Tax agency blasted for slow pace of computer upgrades

Efforts by the Internal Revenue Service to modernize its computer system have "woefully under performed," the chairman of a Senate Appropriations subcommittee said Wednesday.

"Schedule slippages and cost overruns have been epidemic," said Alabama Republican Richard Shelby, chairman of the spending subcommittee that oversees the IRS. "Now is an appropriate time to focus on reengineering efforts."

The agency's business-systems modernization (BSM) plan is in its sixth year of a 15-year upgrade, said Pamela Gardiner, acting inspector general for the Treasury Department's Tax Administration. "The modernization program is an extremely complex effort since many of the IRS' current business systems are a mixture of technologies that date back to the 1960s."

"I am very concerned that BSM is becoming the 21st-century version of the tax-systems modernization program, which was the IRS' prior modernization effort that was abandoned [after] two years and $4 billion in federal tax dollars," Shelby said. "That effort was a complete loss."

To avoid a repeat situation, the IRS hired Computer Sciences Corp. (CSC) as its main contractor and vowed to focus for the time being on only its most critical projects, Gardiner said.

CSC has missed several key deadlines, however, and the IRS has warned the company that future failures will force a reopening of the contract, IRS Commissioner Mark Everson said. "We have held contractors accountable in a way that's fairly [unusual] for the government," he said.

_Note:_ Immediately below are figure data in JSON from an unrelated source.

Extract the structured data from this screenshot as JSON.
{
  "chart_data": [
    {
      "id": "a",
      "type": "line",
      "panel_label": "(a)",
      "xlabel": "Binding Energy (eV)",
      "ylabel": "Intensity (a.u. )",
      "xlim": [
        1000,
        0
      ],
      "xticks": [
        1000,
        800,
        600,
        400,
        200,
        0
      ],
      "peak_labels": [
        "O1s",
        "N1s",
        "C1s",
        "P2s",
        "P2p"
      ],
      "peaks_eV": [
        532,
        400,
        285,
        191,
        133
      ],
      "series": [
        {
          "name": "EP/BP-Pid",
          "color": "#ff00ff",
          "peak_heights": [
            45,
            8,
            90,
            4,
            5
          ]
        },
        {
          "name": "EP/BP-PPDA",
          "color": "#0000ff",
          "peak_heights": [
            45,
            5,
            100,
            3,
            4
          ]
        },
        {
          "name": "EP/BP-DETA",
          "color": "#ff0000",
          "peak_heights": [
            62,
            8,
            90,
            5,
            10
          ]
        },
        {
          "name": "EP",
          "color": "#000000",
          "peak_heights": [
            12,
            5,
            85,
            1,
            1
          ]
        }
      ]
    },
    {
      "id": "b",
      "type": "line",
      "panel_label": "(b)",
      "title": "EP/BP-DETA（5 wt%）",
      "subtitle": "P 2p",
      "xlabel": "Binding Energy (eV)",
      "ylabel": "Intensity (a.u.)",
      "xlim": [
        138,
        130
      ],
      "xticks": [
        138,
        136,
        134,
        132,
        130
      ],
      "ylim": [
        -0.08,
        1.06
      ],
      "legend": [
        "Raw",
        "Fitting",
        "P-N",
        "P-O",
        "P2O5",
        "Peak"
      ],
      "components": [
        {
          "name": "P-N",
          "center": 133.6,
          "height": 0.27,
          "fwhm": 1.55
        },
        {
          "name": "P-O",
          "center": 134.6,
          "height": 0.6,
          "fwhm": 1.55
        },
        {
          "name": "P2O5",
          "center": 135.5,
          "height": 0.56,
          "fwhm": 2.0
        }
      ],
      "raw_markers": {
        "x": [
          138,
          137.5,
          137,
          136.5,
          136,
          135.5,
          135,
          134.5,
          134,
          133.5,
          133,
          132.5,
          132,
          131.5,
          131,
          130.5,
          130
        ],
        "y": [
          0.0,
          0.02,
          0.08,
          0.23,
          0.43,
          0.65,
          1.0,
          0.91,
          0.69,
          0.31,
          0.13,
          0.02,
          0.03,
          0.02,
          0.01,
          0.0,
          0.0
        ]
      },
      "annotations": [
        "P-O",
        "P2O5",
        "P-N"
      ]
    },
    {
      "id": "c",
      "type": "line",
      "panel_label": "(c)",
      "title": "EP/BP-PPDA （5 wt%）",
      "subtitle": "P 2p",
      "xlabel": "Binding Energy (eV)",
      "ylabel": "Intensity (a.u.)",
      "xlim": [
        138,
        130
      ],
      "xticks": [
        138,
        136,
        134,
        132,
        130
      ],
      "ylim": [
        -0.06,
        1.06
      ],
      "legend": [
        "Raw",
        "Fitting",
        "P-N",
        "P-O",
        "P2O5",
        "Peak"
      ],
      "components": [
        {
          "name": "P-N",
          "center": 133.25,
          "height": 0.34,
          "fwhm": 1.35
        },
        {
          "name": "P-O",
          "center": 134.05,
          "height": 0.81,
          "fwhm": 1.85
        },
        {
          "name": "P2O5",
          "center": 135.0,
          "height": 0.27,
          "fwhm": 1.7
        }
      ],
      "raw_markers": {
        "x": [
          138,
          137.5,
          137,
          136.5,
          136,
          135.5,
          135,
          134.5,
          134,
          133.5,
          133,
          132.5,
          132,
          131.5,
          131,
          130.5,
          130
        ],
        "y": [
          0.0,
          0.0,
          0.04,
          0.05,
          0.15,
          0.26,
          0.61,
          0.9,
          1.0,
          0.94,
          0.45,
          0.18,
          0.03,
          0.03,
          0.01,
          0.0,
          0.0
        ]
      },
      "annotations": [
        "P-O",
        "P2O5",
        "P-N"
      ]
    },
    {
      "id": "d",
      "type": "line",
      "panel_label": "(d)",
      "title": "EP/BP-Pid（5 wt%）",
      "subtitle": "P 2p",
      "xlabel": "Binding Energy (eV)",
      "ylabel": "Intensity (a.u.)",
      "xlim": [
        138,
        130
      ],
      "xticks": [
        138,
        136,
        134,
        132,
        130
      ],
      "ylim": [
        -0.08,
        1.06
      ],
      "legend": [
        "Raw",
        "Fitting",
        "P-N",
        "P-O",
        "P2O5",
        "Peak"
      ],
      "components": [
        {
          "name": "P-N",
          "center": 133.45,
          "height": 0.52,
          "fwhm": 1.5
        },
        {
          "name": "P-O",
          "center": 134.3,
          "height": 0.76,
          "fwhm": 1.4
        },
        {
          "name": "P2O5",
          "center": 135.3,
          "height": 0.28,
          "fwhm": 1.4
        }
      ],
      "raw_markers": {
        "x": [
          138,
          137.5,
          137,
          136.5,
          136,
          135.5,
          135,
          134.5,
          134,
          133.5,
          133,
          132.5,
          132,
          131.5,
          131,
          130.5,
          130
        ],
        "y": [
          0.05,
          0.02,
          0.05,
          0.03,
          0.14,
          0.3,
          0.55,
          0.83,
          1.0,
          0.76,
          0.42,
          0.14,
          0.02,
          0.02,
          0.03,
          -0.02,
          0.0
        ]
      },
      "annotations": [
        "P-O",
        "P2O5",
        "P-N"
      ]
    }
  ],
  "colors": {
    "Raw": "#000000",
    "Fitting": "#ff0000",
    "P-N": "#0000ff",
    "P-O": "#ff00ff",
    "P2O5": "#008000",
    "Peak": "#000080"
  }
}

The IRS' most crucial project is its customer-account data engine (CADE), Everson said. "CADE will eventually replace the existing master file of taxpayer accounts and will enable the implementation of other modernized systems that will ... allow the online posting and updating of taxpayer account and return data."

Everson could not give Shelby an exact date for implementing CADE. The IRS will "get a better idea" of a timetable as it adjusts to its more streamlined focus. "In a year, we'll be better capable of a long-term projection," he said.

"There are 60 to 70 percent odds that the first part [of CADE] will be rolled out in August," Gardiner said. "It does appear that testing [is] going well. Contractors have been put on notice that they need to do this."

Gardiner estimated that the entire modernization effort would cost about $7 billion. The cost overruns are bothersome, she said, but many of those additional costs were the result of changes in requirements. "The problem is that you have to interface and talk to old systems," and upgrades to equipment are made every day, she said.

"The IRS did a lousy job of keeping track of multiple changes to its system each year when the tax code would change," Everson said.

While he said the agency has "failed on big-ticket projects" like CADE, he still would give the modernization effort a "mixed grade." It is "not all bad news" because the agency has made "dramatic leaps largely through technology," he added.